Pese a ello, aunque Jorge Rodríguez también habló de 300 personas a ser beneficiadas por el indulto, las organizaciones defensoras de derechos humanos denuncian que el problema es mayor y la medida es insuficiente. Foro Penal registraba hasta el 4 de mayo 457 detenidos por motivos políticos, mientras que Justicia, Encuentro y Perdón, para el momento del anuncio, reportó que eran 654.

El director de Foro Penal, Alfredo Romero, rechazó además que las medidas de liberación sean calificadas como “gestos” y no como una “obligación de Estado”  Igualmente, Justicia, Encuentro y Perdón denunció que la medida anunciada ignora a más de 200 militares presos. Lo cierto es que el Gobierno no ha emitido una lista pública completa por lo que se desconoce el alcance real de su propio anuncio.

El fin de la Amnistía y los retornos desde el exilio

La vicepresidenta Delcy Rodríguez anunció semanas atrás que la Ley de Amnistía “llegaba a su fin” tras haber beneficiado a más de 8.600 personas, según cifras oficiales. Este “cese” de la Ley es fundamental, ya que desplaza el eje de las liberaciones desde un mandato legal general hacia un esquema de “medidas de gracia” o indultos selectivos decididos desde las altas esferas del poder.

Bajo este nuevo contexto de “distensión”, se ha registrado el retorno de figuras opositoras desde el exilio. Yon Goicoechea regresó el 8 de mayo tras seis años fuera del país, mientras que Lester Toledo volvió a Caracas este 21 de mayo después de una década, a pesar de las acusaciones previas de terrorismo, con el fin de obtener una respuesta judicial a su solicitud de amnistía.

La sombra de Víctor Quero y la presión internacional

El avance de las excarcelaciones ocurre en un momento de fuerte cuestionamiento institucional por la muerte bajo custodia del preso político Víctor Hugo Quero Navas. Ante las denuncias de desaparición forzada previa y el fallecimiento de su madre, Carmen Navas, poco después de confirmarse el deceso de su hijo, tanto Delcy Rodríguez como la Asamblea Nacional han ordenado una investigación “rigurosa”.

Del mismo modo, la Defensoría del Pueblo se sumó a la exigencia de transparencia, tras calificar el hecho como “una evidencia de la necesidad de reformas profundas para erradicar abusos”. Mientras tanto, el Ministerio Público asignó el caso a la Fiscalía 80 Nacional con competencia en derechos humanos, con el mandato de realizar diligencias “oportunas e imparciales”.

En paralelo, la presión internacional se ha intensificado.

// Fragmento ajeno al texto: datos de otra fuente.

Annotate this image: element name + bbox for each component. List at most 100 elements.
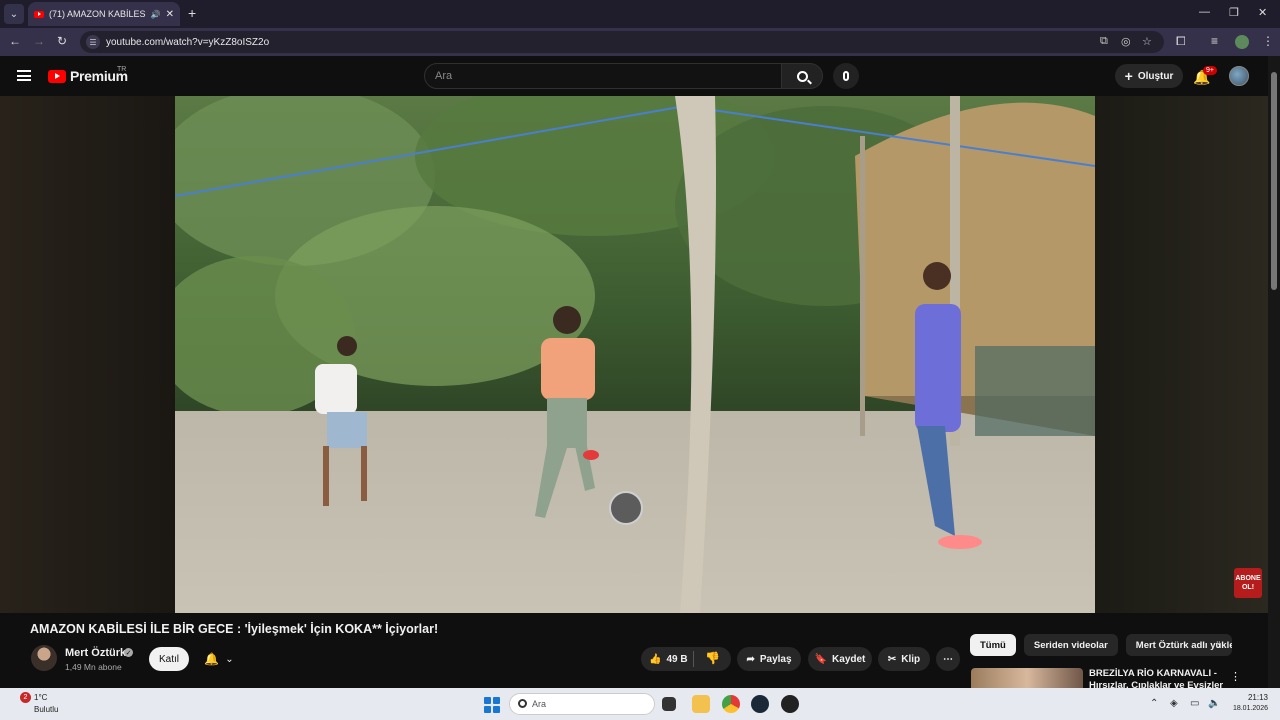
notification-badge: 9+ xyxy=(1203,66,1217,75)
scroll-thumb[interactable] xyxy=(1271,72,1277,290)
chip-channel-uploads[interactable]: Mert Öztürk adlı yükle xyxy=(1125,634,1232,656)
chevron-down-icon: ⌄ xyxy=(225,653,234,665)
site-info-icon[interactable]: ☰ xyxy=(86,35,100,49)
voice-search-button[interactable] xyxy=(833,63,859,89)
file-explorer-icon[interactable] xyxy=(692,695,710,713)
search-placeholder: Ara xyxy=(435,70,453,82)
page-scrollbar[interactable] xyxy=(1268,56,1280,688)
search-icon xyxy=(796,70,808,82)
youtube-premium-logo[interactable]: Premium xyxy=(48,68,128,84)
youtube-logo-icon xyxy=(48,69,66,83)
minimize-icon[interactable]: — xyxy=(1199,6,1210,18)
share-button[interactable]: ➦ Paylaş xyxy=(737,647,801,671)
save-label: Kaydet xyxy=(832,653,866,665)
related-filter-chips: Tümü Seriden videolar Mert Öztürk adlı y… xyxy=(970,634,1232,656)
chevron-right-icon[interactable]: › xyxy=(1217,638,1221,652)
subscriber-count: 1,49 Mn abone xyxy=(65,662,122,672)
close-tab-icon[interactable]: ✕ xyxy=(166,9,174,20)
bookmark-star-icon[interactable]: ☆ xyxy=(1142,35,1152,48)
divider xyxy=(693,651,694,667)
bell-icon: 🔔 xyxy=(204,652,220,666)
video-frame xyxy=(175,96,1095,613)
url-text: youtube.com/watch?v=yKzZ8oISZ2o xyxy=(106,36,270,48)
share-arrow-icon: ➦ xyxy=(746,653,755,665)
address-bar[interactable]: ☰ youtube.com/watch?v=yKzZ8oISZ2o ⧉ ◎ ☆ xyxy=(80,31,1164,53)
video-title: AMAZON KABİLESİ İLE BİR GECE : 'İyileşme… xyxy=(30,622,439,636)
hamburger-menu-icon[interactable] xyxy=(17,70,31,81)
forward-arrow-icon[interactable]: → xyxy=(33,34,45,48)
start-windows-icon[interactable] xyxy=(484,697,500,713)
eye-off-icon[interactable]: ◎ xyxy=(1121,35,1131,48)
search-input[interactable]: Ara xyxy=(424,63,782,89)
profile-avatar-icon[interactable] xyxy=(1235,35,1249,49)
like-button[interactable]: 👍 49 B xyxy=(649,654,688,665)
network-icon[interactable]: ◈ xyxy=(1170,698,1178,709)
install-app-icon[interactable]: ⧉ xyxy=(1100,35,1108,48)
bookmark-icon: 🔖 xyxy=(814,653,828,665)
weather-temperature[interactable]: 1°C xyxy=(34,693,47,702)
thumbs-down-icon[interactable]: 👎 xyxy=(705,651,720,665)
clock-time[interactable]: 21:13 xyxy=(1228,693,1268,702)
browser-menu-icon[interactable]: ⋮ xyxy=(1262,34,1274,48)
clip-button[interactable]: ✂ Klip xyxy=(878,647,930,671)
taskbar-search-placeholder: Ara xyxy=(532,699,547,709)
taskbar-search-input[interactable]: Ara xyxy=(509,693,655,715)
reload-icon[interactable]: ↻ xyxy=(57,34,67,48)
steam-icon[interactable] xyxy=(751,695,769,713)
microphone-icon xyxy=(843,71,849,81)
related-video-thumbnail[interactable] xyxy=(971,668,1083,690)
verified-check-icon: ✓ xyxy=(124,648,133,657)
volume-icon[interactable]: 🔈 xyxy=(1208,698,1220,709)
chip-series[interactable]: Seriden videolar xyxy=(1023,634,1118,656)
media-control-icon[interactable]: ≡ xyxy=(1211,34,1218,48)
like-count: 49 B xyxy=(666,653,688,665)
clip-label: Klip xyxy=(901,653,921,665)
search-button[interactable] xyxy=(781,63,823,89)
create-label: Oluştur xyxy=(1137,70,1174,82)
chevron-up-icon[interactable]: ⌃ xyxy=(1150,698,1158,709)
logo-region: TR xyxy=(117,66,127,73)
browser-tab-strip: ⌄ (71) AMAZON KABİLESİ İLE 🔊 ✕ + — ❐ ✕ xyxy=(0,0,1280,28)
chevron-down-icon: ⌄ xyxy=(9,8,19,20)
browser-toolbar: ← → ↻ ☰ youtube.com/watch?v=yKzZ8oISZ2o … xyxy=(0,28,1280,56)
back-arrow-icon[interactable]: ← xyxy=(9,34,21,48)
youtube-header: Premium TR Ara + Oluştur 🔔 9+ xyxy=(0,56,1268,96)
subscribe-overlay-badge[interactable]: ABONE OL! xyxy=(1234,568,1262,598)
more-vertical-icon[interactable]: ⋮ xyxy=(1230,670,1241,683)
obs-icon[interactable] xyxy=(781,695,799,713)
display-icon[interactable]: ▭ xyxy=(1190,698,1199,709)
share-label: Paylaş xyxy=(759,653,792,665)
new-tab-button[interactable]: + xyxy=(188,5,196,21)
maximize-icon[interactable]: ❐ xyxy=(1229,6,1239,19)
create-button[interactable]: + Oluştur xyxy=(1115,64,1183,88)
extensions-icon[interactable]: ⧠ xyxy=(1176,34,1186,49)
channel-avatar[interactable] xyxy=(31,645,57,671)
close-window-icon[interactable]: ✕ xyxy=(1258,6,1267,19)
video-player[interactable] xyxy=(175,96,1095,613)
more-actions-button[interactable]: ⋯ xyxy=(936,647,960,671)
like-dislike-group: 👍 49 B 👎 xyxy=(641,647,731,671)
audio-playing-icon[interactable]: 🔊 xyxy=(151,10,161,19)
join-button[interactable]: Katıl xyxy=(149,647,189,671)
search-icon xyxy=(518,699,527,708)
task-view-icon[interactable] xyxy=(662,697,676,711)
thumbs-up-icon: 👍 xyxy=(649,653,662,665)
account-avatar[interactable] xyxy=(1229,66,1249,86)
browser-tab[interactable]: (71) AMAZON KABİLESİ İLE 🔊 ✕ xyxy=(28,2,180,26)
youtube-favicon-icon xyxy=(34,10,44,18)
more-horizontal-icon: ⋯ xyxy=(943,653,953,665)
notification-preferences-button[interactable]: 🔔 ⌄ xyxy=(197,647,241,671)
tab-search-button[interactable]: ⌄ xyxy=(4,4,24,24)
chip-all[interactable]: Tümü xyxy=(970,634,1016,656)
scissors-icon: ✂ xyxy=(887,653,897,665)
weather-alert-badge: 2 xyxy=(20,692,31,703)
clock-date[interactable]: 18.01.2026 xyxy=(1222,705,1268,712)
channel-name[interactable]: Mert Öztürk xyxy=(65,647,126,659)
chrome-icon[interactable] xyxy=(722,695,740,713)
football xyxy=(609,491,643,525)
related-video-title[interactable]: BREZİLYA RİO KARNAVALI - Hırsızlar, Çıpl… xyxy=(1089,668,1224,690)
save-button[interactable]: 🔖 Kaydet xyxy=(808,647,872,671)
weather-description[interactable]: Bulutlu xyxy=(34,705,58,714)
tab-title: (71) AMAZON KABİLESİ İLE xyxy=(49,9,146,19)
windows-taskbar: 2 1°C Bulutlu Ara ⌃ ◈ ▭ 🔈 21:13 18.01.20… xyxy=(0,688,1280,720)
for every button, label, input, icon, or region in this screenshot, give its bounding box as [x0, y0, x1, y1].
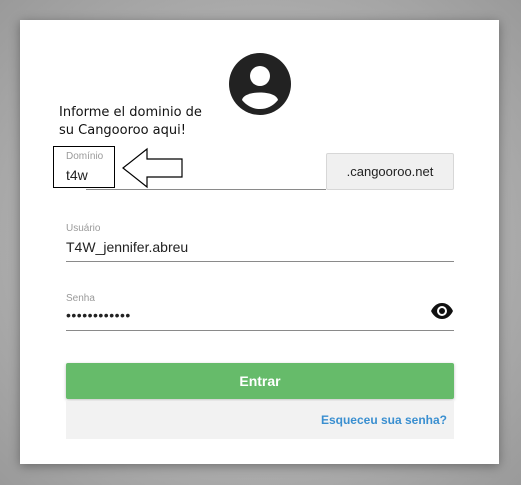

Esta semana, la directora Sénior de Investigación, Incidencia Política y Campañas de Amnistía Internacional, Erika Guevara Rosas, se reunió con el Fiscal General, Larry Devoe, para exigir el “cese de las detenciones arbitrarias” y el “desmantelamiento del aparato represivo”. Aunque Devoe invitó a la organización a participar en la consulta sobre la reforma judicial, la ONG mantiene la cautela.

El debate entre la justicia y las concesiones políticas

El análisis de los hechos sugiere que el Gobierno venezolano no está cerrando el conflicto, sino reordenándolo. Al declarar el fin de la Ley de Amnistía y activar indultos selectivos, el oficialismo busca apropiarse políticamente del mérito de las liberaciones, al presentarlas como un gesto de paz soberana y no como una respuesta a la presión interna o externa.

En definitiva, ante el nuevo momento político, el sistema de justicia parece seguir actuando más como un instrumento de formalización de decisiones tomadas por el Ejecutivo que como un actor autónomo. Así el Gobierno Nacional mantiene el control sobre quién sale y bajo qué narrativa se le permite la libertad frente a un escenerio de recientes cuestionamientos y demandas por distintos flancos.